Littérature

La doublure du monde que nous habitons – sur À la folie de Joy Sorman

Écrivain

On ne dit plus « les fous », on ne dit plus « la folie », on dit « troubles mentaux ». Pourtant, le miroir qu’est la folie demeure, négatif de nos vies voués à une rationalité de plus en plus économique : c’est ce miroir que Joy Sorman nous tend dans À la folie. Après s’être rendue, un an durant, dans deux unités psychiatriques françaises, elle offre dans ce livre qui relève de l’art du grand reportage une galerie de portraits des individus irréductibles qu’elle y a fréquentés. Mais À la folie ne saurait être renvoyé à la catégorie de la dénonciation ou du pamphlet. C’est un témoignage, au sens le plus fort du terme.

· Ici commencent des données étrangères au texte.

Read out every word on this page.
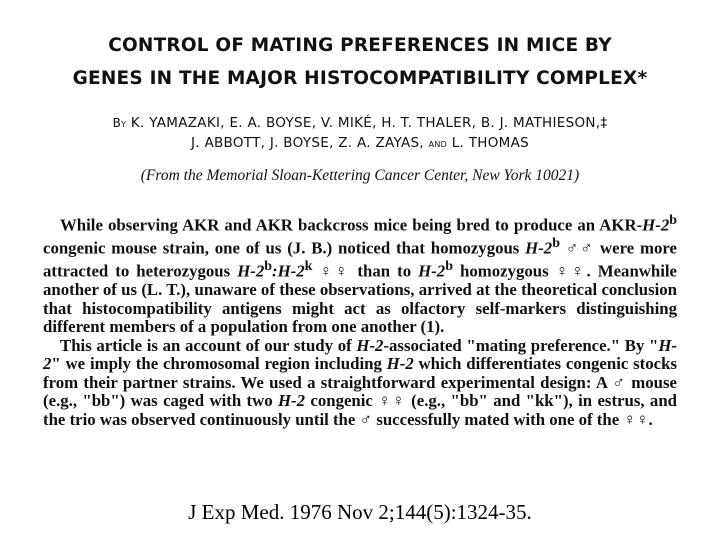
CONTROL OF MATING PREFERENCES IN MICE BY
GENES IN THE MAJOR HISTOCOMPATIBILITY COMPLEX*
By K. YAMAZAKI, E. A. BOYSE, V. MIKÉ, H. T. THALER, B. J. MATHIESON,‡
J. ABBOTT, J. BOYSE, Z. A. ZAYAS, and L. THOMAS
(From the Memorial Sloan-Kettering Cancer Center, New York 10021)

While observing AKR and AKR backcross mice being bred to produce an AKR-H-2$^b$ congenic mouse strain, one of us (J. B.) noticed that homozygous H-2$^b$ ♂♂ were more attracted to heterozygous H-2$^b$:H-2$^k$ ♀♀ than to H-2$^b$ homozygous ♀♀. Meanwhile another of us (L. T.), unaware of these observations, arrived at the theoretical conclusion that histocompatibility antigens might act as olfactory self-markers distinguishing different members of a population from one another (1).

This article is an account of our study of H-2-associated "mating preference." By "H-2" we imply the chromosomal region including H-2 which differentiates congenic stocks from their partner strains. We used a straightforward experimental design: A ♂ mouse (e.g., "bb") was caged with two H-2 congenic ♀♀ (e.g., "bb" and "kk"), in estrus, and the trio was observed continuously until the ♂ successfully mated with one of the ♀♀.

J Exp Med. 1976 Nov 2;144(5):1324-35.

C’est donc ainsi que les hommes vivent ? « On dirait » qu’il n’y a pas de secret, « on dirait » qu’on pourrait vivre comme si l’on n’allait jamais mourir, « on dirait » qu’on n’est pas des bêtes, pas des sauvages, « on dirait » qu’on ne passe pas nos vies à nous juger les uns les autres, « on dirait » que la normalité et l’anormalité sont deux états aisément discernables dès qu’on en prononce le nom, « on dirait » que la différence est une richesse, « on dirait » que raison et vérité sont synonymes sur la terre comme au ciel, bref, « on dirait » que tout va bien (jusqu’ici).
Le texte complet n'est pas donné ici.